A 15% increase in the world’s terrestrial carbon stock would remove all the carbon pollution emitted since the industrial revolution. A 2% maintained increase in soil organic matter across the world’s farmlands would remove all the carbon emitted from the burning of fossil fuels over the last 100 years.
Christopher Upton
Christopher has been involved in climate action since the mid-1990s when he issued the world’s first carbon-offset certificate to the government of Costa Rica, funded by the World Bank in 1997. This was included in the climate change conference in Kyoto, highlighting the positive roles that forestry and agriculture can play in mitigating climate change.
Christopher has an MA in Agricultural and Forest Sciences form the University of Oxford and a Masters degree in Agricultural Economics.

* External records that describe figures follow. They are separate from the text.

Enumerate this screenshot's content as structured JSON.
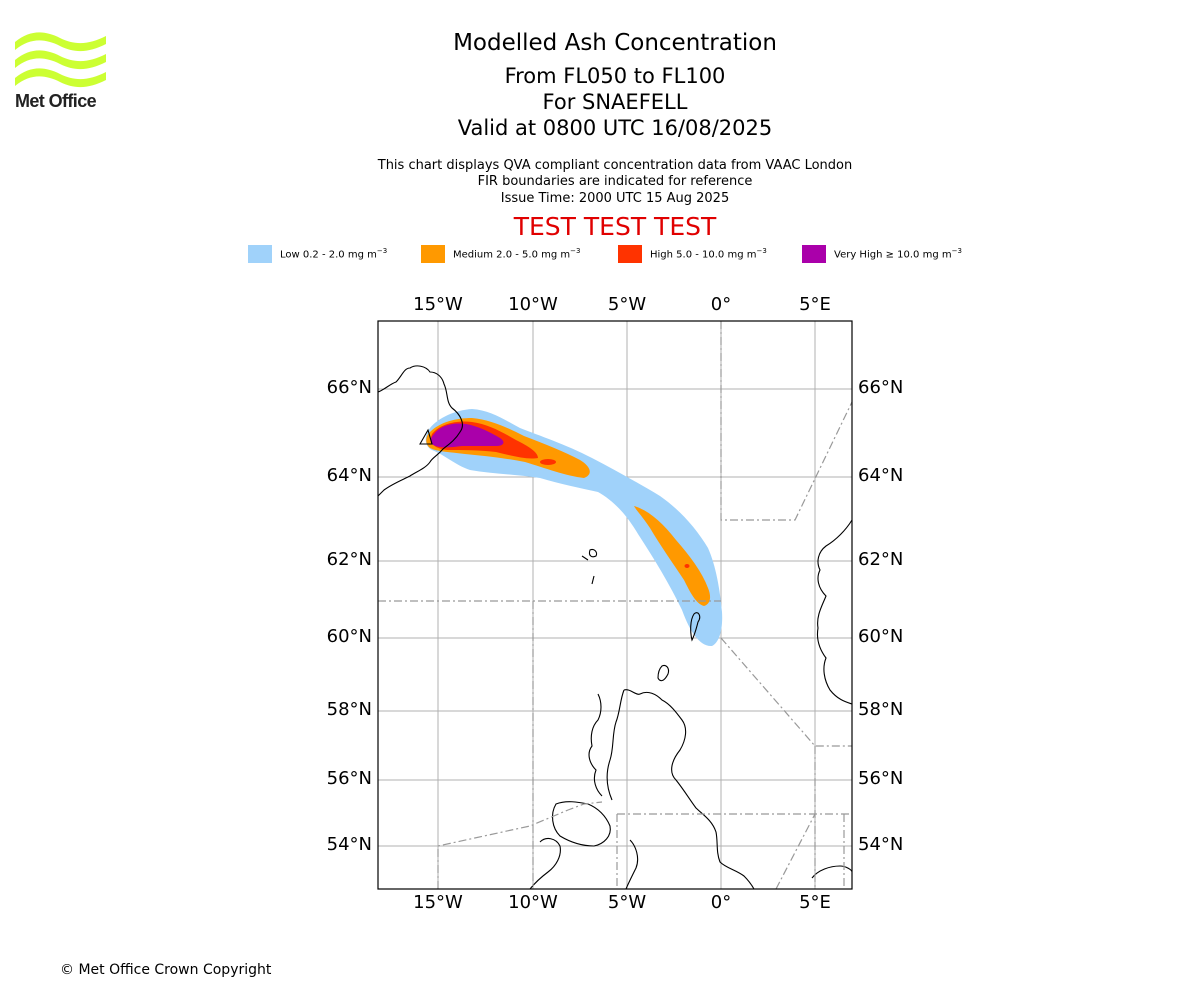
{
  "logo": {
    "text": "Met Office",
    "color": "#ccff33"
  },
  "header": {
    "title": "Modelled Ash Concentration",
    "levels": "From FL050 to FL100",
    "volcano": "For SNAEFELL",
    "valid": "Valid at 0800 UTC 16/08/2025",
    "info1": "This chart displays QVA compliant concentration data from VAAC London",
    "info2": "FIR boundaries are indicated for reference",
    "issue": "Issue Time: 2000 UTC 15 Aug 2025",
    "test_banner": "TEST TEST TEST"
  },
  "legend": [
    {
      "label": "Low 0.2 - 2.0 mg m",
      "color": "#a0d2fa"
    },
    {
      "label": "Medium 2.0 - 5.0 mg m",
      "color": "#ff9900"
    },
    {
      "label": "High 5.0 - 10.0 mg m",
      "color": "#ff3300"
    },
    {
      "label": "Very High ≥ 10.0 mg m",
      "color": "#aa00aa"
    }
  ],
  "legend_unit_exp": "−3",
  "map": {
    "lon_labels": [
      "15°W",
      "10°W",
      "5°W",
      "0°",
      "5°E"
    ],
    "lat_labels": [
      "66°N",
      "64°N",
      "62°N",
      "60°N",
      "58°N",
      "56°N",
      "54°N"
    ],
    "lon_ticks": [
      -15,
      -10,
      -5,
      0,
      5
    ],
    "lat_ticks": [
      66,
      64,
      62,
      60,
      58,
      56,
      54
    ]
  },
  "footer": {
    "copyright": "© Met Office Crown Copyright"
  }
}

Since the 1980s he has been involved in a range of agro-forestry research programmes, the financing of farming systems in East Africa, and community tropical forest management in Fiji. In the 1990s he began working in tropical forestry and forest certification, where together with WWF he created the Forest Stewardship Council. Christopher has co-authored and published the Forest Certification Handbook.
He has completed numerous assignments on forest taxation and management for the World Bank, IMF.
As the founder of Zerodig, he is currently involved in farming systems in England, Switzerland, France and Ireland. Christopher is Executive Chairman of Greene’s College Oxford.